The main weakness of these studies lies in their inability to differentiate between the capture of political power by elites (political corruption) and small-scale informal Does Authoritarianism Breed Corruption? Does Authoritarianism Breed Corruption? The data used by cross-national econometric studies of corruption do not distinguish between these two types of informality. Most come in the form of numeric indicators assigned to each country annually or biannually based on surveys of local and Western experts and businesses. These indices combine expert perceptions of state capture by criminal groups, abuse of power by politicians, and bureaucratic corruption.

Most importantly, however, this study raises a number of crucial questions that had not been previously considered by anticorruption scholars.

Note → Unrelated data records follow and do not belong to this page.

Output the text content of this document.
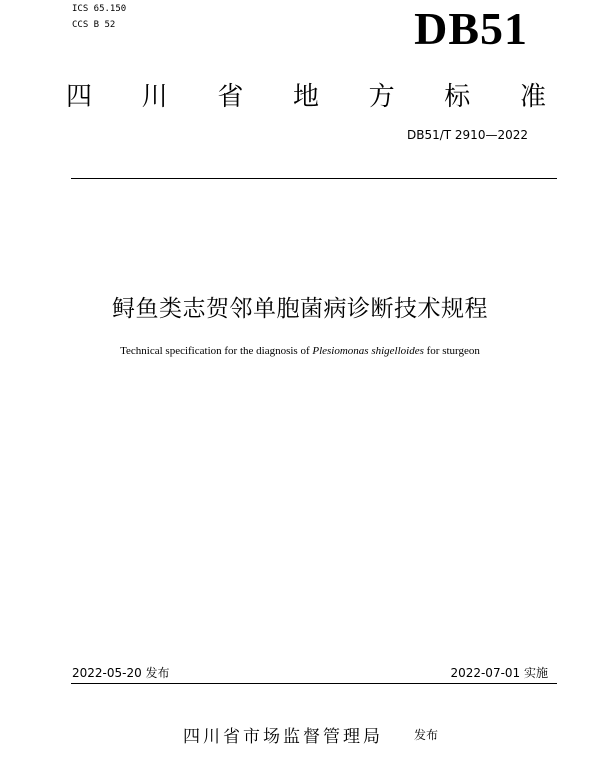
ICS 65.150
CCS B 52	DB51
四 川 省 地 方 标 准
DB51/T 2910—2022
鲟鱼类志贺邻单胞菌病诊断技术规程
Technical specification for the diagnosis of Plesiomonas shigelloides for sturgeon
2022-05-20 发布	2022-07-01 实施
四川省市场监督管理局	发布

Although it is a common consensus that civil society is necessary for the eradication of corruption, little work has been carried out on the varieties and social desirability of transparency. Thus, not all absence of corruption is equally empowering for ordinary citizens or conducive to the development of a collective sense of universalism and personal efficacy. Whether or not such forced and instrumental transparency is a better platform for the development of democratic norms and practices than petty corruption and clientelism is an empirical question that socio-legal scholars should integrate into their assessments of anticorruption initiatives.

WikiLeaks Sudbury

Related document
Does Authoritarianism Breed Corruption?

Zaloznaya, M. (2015). Does Authoritarianism Breed Corruption? Reconsidering the Relationship Between Authoritarian Governance and Corrupt Exchanges in Bureaucracies.  Law & Social Inquiry,40 (2), 345–376.